Saluons ces rites funéraires ré-enchantés, ces nouvelles manières de commémorer les morts, au lendemain de la crise sanitaire et des adieux interdits selon l’expression de Marie de Hennezel.

Saluons ces ouvrages pour les tous petits et les plus grands. Ces albums comme Bonjour madame la mort qui sont des outils de médiation pour ne pas rester seul, en citoyen, et aider à dire et comprendre ce que chacun ressent.

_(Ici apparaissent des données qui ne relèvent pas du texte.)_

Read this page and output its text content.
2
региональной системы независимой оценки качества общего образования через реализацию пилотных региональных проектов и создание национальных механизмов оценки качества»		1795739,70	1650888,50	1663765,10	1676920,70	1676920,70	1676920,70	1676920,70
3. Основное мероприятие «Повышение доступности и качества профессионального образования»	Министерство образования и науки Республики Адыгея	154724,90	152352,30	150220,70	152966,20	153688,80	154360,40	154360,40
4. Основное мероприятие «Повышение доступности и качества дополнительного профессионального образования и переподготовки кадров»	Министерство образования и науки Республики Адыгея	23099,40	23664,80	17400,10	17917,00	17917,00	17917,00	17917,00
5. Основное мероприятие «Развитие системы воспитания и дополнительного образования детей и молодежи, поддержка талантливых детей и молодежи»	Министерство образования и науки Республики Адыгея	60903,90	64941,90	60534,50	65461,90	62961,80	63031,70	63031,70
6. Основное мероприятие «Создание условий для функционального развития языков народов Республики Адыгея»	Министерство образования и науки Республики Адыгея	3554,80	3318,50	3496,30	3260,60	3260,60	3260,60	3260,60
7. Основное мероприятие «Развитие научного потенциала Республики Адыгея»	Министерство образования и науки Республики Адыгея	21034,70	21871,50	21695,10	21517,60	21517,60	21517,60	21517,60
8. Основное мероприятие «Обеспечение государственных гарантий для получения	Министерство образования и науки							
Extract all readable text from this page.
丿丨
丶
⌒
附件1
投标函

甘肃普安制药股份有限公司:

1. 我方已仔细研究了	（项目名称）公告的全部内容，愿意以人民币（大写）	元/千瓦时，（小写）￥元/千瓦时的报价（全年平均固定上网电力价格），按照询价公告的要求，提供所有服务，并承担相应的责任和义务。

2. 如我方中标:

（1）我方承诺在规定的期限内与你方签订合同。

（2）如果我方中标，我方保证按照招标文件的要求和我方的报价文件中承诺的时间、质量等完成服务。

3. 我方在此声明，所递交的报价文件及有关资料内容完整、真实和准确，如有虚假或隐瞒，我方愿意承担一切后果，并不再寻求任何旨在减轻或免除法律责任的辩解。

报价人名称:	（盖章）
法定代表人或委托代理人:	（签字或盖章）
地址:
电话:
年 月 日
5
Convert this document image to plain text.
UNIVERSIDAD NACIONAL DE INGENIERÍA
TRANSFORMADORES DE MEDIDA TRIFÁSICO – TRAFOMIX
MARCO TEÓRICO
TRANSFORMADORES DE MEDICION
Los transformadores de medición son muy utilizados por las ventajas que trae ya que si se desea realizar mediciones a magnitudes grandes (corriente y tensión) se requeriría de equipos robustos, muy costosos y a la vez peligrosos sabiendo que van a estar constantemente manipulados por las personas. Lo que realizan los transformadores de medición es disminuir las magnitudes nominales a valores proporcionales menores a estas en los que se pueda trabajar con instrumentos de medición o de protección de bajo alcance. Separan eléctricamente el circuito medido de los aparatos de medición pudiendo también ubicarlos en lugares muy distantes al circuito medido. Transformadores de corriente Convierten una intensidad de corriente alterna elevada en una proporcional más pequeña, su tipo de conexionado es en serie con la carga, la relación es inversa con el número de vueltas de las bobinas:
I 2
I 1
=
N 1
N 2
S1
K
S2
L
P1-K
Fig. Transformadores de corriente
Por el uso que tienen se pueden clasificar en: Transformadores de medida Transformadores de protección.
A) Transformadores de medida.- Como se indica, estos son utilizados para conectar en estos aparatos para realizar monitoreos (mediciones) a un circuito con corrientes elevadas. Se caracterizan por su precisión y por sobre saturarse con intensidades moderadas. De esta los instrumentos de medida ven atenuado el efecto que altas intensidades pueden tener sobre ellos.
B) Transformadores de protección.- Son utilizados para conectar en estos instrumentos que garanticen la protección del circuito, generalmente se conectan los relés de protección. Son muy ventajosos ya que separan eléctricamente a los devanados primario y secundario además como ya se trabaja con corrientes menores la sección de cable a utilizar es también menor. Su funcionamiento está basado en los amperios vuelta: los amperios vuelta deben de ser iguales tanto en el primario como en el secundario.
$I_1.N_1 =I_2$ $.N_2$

Saluons ces citoyens âgés, alertes, qui s’engagent à Grenoble pour un vieillir en toute citoyenneté, debout jusqu’au bout. Jusque dans des structures médicalisées où l’on meurt, des établissements pour personnes âgées dépendantes (Ehpad) qui s’engagent à respecter des principes exigeants et motivants, comme ceux du label Humanitude. Nous vous invitons ce 8 novembre à Paris à participer à la remise des labels Humanitude 2022 dont le premier service à domicile.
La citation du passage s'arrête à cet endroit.